A bill sponsored by Rep. Edward Markey (D-Mass.) would give the Federal Communications Commission one year to study a range of Internet-related competition issues and conduct at least eight “public broadband summits” for some face-to-face contact with the nation’s legions of Web surfers.

The bill from Markey and co-sponsor Rep. Chip Pickering (R-Miss.) puts a premium on market-data collection. The measure would not require the FCC to adopt regulations. The agency would need to file a report due 90 days after holding the last broadband summit.

Markey, chairman of the House Telecommunications and the Internet Subcommittee, has named the bill the Internet Freedom Preservation Act of 2008. He introduced the bill last Tuesday night (Feb. 12).

The eight-page bill’s preamble contains strong language in support of network neutrality principles, but that’s as far the measure goes.

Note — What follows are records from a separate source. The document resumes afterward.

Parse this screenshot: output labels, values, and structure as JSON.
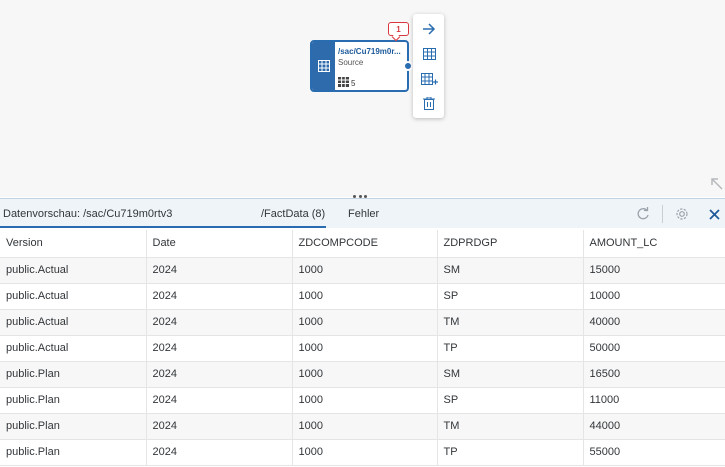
{
  "canvas": {
    "node": {
      "title": "/sac/Cu719m0r...",
      "subtitle": "Source",
      "count": "5",
      "badge": "1"
    },
    "toolbar": {
      "icons": [
        "arrow-right-icon",
        "table-icon",
        "table-add-icon",
        "trash-icon"
      ]
    }
  },
  "panel": {
    "title": "Datenvorschau: /sac/Cu719m0rtv3",
    "tabs": [
      {
        "label": "/FactData (8)",
        "active": true
      },
      {
        "label": "Fehler",
        "active": false
      }
    ],
    "actions": [
      "refresh-icon",
      "settings-icon",
      "close-icon"
    ]
  },
  "table": {
    "columns": [
      "Version",
      "Date",
      "ZDCOMPCODE",
      "ZDPRDGP",
      "AMOUNT_LC"
    ],
    "rows": [
      [
        "public.Actual",
        "2024",
        "1000",
        "SM",
        "15000"
      ],
      [
        "public.Actual",
        "2024",
        "1000",
        "SP",
        "10000"
      ],
      [
        "public.Actual",
        "2024",
        "1000",
        "TM",
        "40000"
      ],
      [
        "public.Actual",
        "2024",
        "1000",
        "TP",
        "50000"
      ],
      [
        "public.Plan",
        "2024",
        "1000",
        "SM",
        "16500"
      ],
      [
        "public.Plan",
        "2024",
        "1000",
        "SP",
        "11000"
      ],
      [
        "public.Plan",
        "2024",
        "1000",
        "TM",
        "44000"
      ],
      [
        "public.Plan",
        "2024",
        "1000",
        "TP",
        "55000"
      ]
    ]
  },
  "colors": {
    "accent": "#2a6cb0",
    "badge": "#d9363e",
    "header_bg": "#eff4f9"
  }
}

If it becomes law, the bill would not authorize the FCC to regulate cable, phone and other broadband-access providers. “The introduction of this legislation gives hope to the millions of Americans who want the public — not phone and cable companies — in control of the Internet,” said Timothy Karr, campaign director of Free Press, which coordinates the Coalition.

Markey failed to pass a net neutrality amendment on the House floor in 2006, just months before Democrats regained power in the House.

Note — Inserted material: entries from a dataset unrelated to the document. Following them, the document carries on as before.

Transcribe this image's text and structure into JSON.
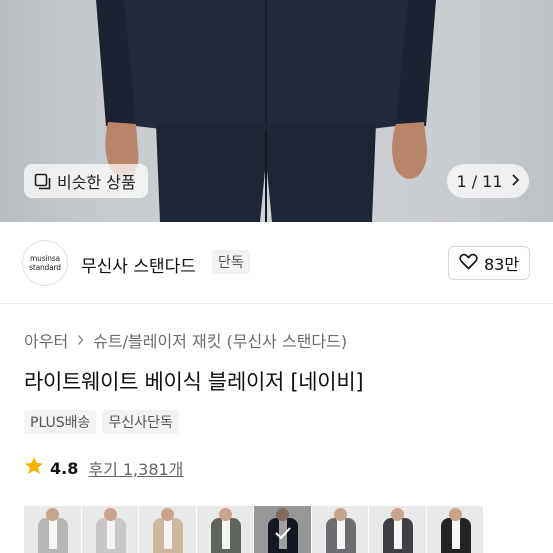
{
  "hero": {
    "similar_label": "비슷한 상품",
    "counter_text": "1 / 11"
  },
  "brand": {
    "logo_line1": "musinsa",
    "logo_line2": "standard",
    "name": "무신사 스탠다드",
    "badge": "단독",
    "likes": "83만"
  },
  "breadcrumb": {
    "level1": "아우터",
    "level2": "슈트/블레이저 재킷 (무신사 스탠다드)"
  },
  "product": {
    "title": "라이트웨이트 베이식 블레이저 [네이비]",
    "tags": [
      "PLUS배송",
      "무신사단독"
    ],
    "rating": "4.8",
    "reviews": "후기 1,381개"
  },
  "swatches": [
    {
      "color": "#b7b7b5"
    },
    {
      "color": "#c9c8c6"
    },
    {
      "color": "#cdb79e"
    },
    {
      "color": "#5f655e"
    },
    {
      "color": "#1f2535",
      "selected": true
    },
    {
      "color": "#6c6e72"
    },
    {
      "color": "#3f4146"
    },
    {
      "color": "#232325"
    }
  ],
  "colors": {
    "star": "#f5b400",
    "suit": "#1f2738"
  }
}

The 2006 amendment would have banned discriminatory conduct by cable, phone and other broadband-access providers against companies such as Google, Yahoo and eBay.

That bill would have prohibited network owners from blocking unaffiliated Web-based services and from demanding fees in exchange for priority treatment of such services.

The debate today at the FCC is about network management techniques and the extent to which network owners may take proactive steps to ensure that a few bandwidth hogs don’t spoil Web surfing for the vast majority of customers.

It’s unclear why Markey would need legislation to force a study from the FCC. For example, House Energy and Commerce Committee members in 2004 asked the FCC to prepare a report on the a la carte sale of cable networks. The FCC delivered the report in November 2004, but FCC chairman Kevin Martin secretly revised it the next year to show a la carte could benefit consumers in some ways.

It’s also unclear why Markey waited until the second year of the current Congress to advance legislation. If his bill becomes law in a few months, there’s a chance that a Republican-controlled FCC would begin the report but a Democratic-controlled FCC would finish it after the November elections.